The following is excerpted from the Deseret News. To read the full article, CLICK HERE.

The new true-crime docuseries “Murder Among the Mormons” landed on Netflix this week missing the little-known true story of forgiveness that followed the deceptions and cold-blooded killings committed by master forger Mark Hofmann in the 1980s.

Fifteen years after Hofmann killed Steve Christensen and Kathy Sheets with nail-riddled pipe bombs in Salt Lake City, Hofmann’s oldest son turned 19 and decided he wanted to serve a two-year mission for The Church of Jesus Christ of Latter-day Saints.

Coincidentally, Hofmann’s ex-wife, Dorie Olds, had struck up a friendship with Judge Kenneth Rigtrup, the man who sentenced Hofmann to prison.

“I was working and I had an office together with a group of women in a building in Millcreek, south of Salt Lake, and Judge Rigtrup had an office where he was doing mediation,” Olds told the Deseret News. “I got to know him, and I would come and say hi to him if he was there and talk with him for a few minutes, and he would tell me some things about what happened. He would share some stories and talk to me. He was very supportive and very friendly.”

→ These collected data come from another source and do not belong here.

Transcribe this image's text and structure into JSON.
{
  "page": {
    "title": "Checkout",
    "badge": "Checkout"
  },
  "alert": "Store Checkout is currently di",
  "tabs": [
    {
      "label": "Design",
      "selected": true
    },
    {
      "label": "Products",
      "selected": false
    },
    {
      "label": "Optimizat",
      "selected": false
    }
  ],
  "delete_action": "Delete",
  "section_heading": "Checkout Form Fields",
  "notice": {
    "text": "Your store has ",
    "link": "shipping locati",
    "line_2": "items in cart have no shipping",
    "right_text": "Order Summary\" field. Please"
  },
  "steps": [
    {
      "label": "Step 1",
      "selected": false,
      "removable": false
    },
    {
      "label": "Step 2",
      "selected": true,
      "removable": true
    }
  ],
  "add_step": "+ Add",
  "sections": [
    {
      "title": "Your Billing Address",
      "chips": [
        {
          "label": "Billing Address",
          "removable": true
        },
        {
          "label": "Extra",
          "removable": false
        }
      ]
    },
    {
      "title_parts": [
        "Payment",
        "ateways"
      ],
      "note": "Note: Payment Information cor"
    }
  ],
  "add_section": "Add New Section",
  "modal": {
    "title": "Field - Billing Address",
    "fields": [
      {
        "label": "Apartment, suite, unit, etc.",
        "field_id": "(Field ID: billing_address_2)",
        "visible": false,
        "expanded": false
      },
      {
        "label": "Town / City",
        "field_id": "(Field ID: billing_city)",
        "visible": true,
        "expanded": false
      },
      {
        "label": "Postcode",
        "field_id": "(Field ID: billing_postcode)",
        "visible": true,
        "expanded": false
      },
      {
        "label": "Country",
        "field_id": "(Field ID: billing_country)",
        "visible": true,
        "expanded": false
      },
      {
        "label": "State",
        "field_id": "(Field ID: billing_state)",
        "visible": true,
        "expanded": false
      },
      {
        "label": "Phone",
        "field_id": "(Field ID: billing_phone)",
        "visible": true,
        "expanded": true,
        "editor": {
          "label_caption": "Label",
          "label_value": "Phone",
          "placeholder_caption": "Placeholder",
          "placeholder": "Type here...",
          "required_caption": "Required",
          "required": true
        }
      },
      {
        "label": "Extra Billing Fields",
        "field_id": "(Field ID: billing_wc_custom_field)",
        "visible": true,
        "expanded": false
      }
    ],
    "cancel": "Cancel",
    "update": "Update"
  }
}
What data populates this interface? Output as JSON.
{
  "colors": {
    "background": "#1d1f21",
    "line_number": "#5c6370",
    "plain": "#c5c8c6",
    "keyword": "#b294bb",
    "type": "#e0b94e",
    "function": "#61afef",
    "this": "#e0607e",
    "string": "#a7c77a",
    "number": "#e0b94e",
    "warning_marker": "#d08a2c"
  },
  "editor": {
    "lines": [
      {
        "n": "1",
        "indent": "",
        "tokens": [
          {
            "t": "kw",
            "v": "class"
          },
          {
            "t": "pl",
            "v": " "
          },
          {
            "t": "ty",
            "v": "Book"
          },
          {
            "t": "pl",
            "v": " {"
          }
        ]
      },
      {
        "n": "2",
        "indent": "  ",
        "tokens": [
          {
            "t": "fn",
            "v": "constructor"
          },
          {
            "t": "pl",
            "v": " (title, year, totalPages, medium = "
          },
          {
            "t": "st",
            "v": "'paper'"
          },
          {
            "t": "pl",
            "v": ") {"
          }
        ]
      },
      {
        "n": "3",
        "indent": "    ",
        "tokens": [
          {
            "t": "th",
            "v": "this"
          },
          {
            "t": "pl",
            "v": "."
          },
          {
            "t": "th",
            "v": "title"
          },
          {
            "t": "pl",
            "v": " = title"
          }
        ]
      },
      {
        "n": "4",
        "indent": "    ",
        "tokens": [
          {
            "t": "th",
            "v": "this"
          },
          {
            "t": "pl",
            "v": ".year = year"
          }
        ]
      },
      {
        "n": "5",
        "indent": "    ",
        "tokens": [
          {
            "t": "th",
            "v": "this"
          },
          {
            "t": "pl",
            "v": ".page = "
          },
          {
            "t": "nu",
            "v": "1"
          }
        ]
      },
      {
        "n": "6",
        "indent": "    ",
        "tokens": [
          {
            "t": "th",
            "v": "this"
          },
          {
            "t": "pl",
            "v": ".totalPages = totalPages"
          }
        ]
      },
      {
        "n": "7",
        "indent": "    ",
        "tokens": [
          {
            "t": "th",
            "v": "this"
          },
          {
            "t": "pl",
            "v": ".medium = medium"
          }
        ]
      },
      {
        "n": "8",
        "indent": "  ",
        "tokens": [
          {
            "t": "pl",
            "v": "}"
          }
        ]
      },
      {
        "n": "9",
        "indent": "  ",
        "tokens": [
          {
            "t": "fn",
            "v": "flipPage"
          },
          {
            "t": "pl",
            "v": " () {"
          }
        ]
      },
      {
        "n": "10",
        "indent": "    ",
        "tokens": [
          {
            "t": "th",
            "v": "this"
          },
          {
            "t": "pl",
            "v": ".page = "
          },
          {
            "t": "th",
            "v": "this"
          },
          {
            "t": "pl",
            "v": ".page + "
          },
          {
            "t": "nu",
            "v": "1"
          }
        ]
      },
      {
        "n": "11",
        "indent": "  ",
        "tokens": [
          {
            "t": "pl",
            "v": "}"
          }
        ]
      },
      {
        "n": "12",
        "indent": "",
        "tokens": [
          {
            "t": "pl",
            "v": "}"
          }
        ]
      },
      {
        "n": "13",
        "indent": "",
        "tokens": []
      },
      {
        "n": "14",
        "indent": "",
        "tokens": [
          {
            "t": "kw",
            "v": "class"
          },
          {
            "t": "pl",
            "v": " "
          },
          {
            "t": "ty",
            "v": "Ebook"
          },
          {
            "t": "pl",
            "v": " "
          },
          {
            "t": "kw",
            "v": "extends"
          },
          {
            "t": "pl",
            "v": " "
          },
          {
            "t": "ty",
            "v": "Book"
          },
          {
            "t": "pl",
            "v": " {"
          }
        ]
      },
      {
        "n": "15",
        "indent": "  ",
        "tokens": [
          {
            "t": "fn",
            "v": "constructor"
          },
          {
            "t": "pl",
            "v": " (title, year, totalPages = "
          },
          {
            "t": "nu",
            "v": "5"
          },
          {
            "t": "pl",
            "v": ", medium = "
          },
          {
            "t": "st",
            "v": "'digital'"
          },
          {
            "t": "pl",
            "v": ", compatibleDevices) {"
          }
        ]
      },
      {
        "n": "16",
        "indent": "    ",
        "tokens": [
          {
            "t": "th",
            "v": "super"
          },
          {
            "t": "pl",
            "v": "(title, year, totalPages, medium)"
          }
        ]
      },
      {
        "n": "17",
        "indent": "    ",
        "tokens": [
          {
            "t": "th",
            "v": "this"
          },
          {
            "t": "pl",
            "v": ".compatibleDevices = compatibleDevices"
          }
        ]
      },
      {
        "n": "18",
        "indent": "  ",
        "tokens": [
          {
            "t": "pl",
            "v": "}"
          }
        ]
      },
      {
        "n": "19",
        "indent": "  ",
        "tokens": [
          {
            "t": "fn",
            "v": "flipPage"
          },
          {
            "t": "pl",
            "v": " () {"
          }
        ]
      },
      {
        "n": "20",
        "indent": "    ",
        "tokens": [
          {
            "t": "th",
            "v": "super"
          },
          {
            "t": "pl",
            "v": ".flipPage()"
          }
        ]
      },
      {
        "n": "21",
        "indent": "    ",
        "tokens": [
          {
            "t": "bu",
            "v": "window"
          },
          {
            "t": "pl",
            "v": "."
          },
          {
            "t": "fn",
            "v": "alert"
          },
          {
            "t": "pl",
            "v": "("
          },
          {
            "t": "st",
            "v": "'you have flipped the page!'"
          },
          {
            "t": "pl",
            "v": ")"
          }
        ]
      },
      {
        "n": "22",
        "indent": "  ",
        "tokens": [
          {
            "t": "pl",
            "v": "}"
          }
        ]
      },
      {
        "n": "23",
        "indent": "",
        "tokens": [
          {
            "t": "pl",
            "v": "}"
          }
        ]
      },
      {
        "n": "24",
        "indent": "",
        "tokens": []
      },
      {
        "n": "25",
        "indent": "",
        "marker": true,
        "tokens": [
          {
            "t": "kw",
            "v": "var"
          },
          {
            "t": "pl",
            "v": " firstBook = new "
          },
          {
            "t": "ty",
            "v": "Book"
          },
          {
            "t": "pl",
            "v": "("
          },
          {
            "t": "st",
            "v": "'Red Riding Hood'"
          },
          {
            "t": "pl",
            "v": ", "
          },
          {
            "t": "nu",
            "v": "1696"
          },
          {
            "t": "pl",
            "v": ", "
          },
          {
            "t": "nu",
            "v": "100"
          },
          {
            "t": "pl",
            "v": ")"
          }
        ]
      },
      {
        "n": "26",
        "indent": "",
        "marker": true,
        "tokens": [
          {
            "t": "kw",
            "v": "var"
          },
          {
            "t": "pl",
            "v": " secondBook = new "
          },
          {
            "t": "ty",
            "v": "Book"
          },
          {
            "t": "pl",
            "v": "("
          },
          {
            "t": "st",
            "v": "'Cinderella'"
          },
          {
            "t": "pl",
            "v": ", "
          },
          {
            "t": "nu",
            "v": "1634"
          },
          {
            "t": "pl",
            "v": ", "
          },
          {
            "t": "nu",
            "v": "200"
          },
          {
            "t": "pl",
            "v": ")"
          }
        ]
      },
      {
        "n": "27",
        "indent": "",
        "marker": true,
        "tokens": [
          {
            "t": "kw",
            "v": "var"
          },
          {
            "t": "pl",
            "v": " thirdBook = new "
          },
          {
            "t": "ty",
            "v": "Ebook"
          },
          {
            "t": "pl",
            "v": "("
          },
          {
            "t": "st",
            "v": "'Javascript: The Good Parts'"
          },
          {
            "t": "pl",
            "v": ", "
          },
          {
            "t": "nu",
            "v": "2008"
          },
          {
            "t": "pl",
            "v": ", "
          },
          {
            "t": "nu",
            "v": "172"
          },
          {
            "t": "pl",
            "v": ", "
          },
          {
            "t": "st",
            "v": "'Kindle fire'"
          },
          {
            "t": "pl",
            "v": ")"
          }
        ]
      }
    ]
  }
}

When Olds’ and Hofmann’s son got his mission call to Germany in 2000, Olds naturally shared the news with Rigtrup.

“I knew he would be interested. I told him I knew that the family — the grandparents and other members — will be able to put together the monthly amount that we would need to pay every month to support a missionary, but I didn’t know yet how I was going to get together the money for all the things that he needed to get ready, like the clothes.

“He said, ‘Let me make a phone call to Mac Christensen.’”

Christensen was a legend in Utah as the owner of Mr. Mac, a chain of clothing stores that specialized in shirts and suits and pants for Latter-day Saint missionaries.

Mac also was the father of Steve Christensen, whose life ended suddenly when he picked up a package containing a pipe bomb made and planted by Hofmann outside of his Salt Lake City office.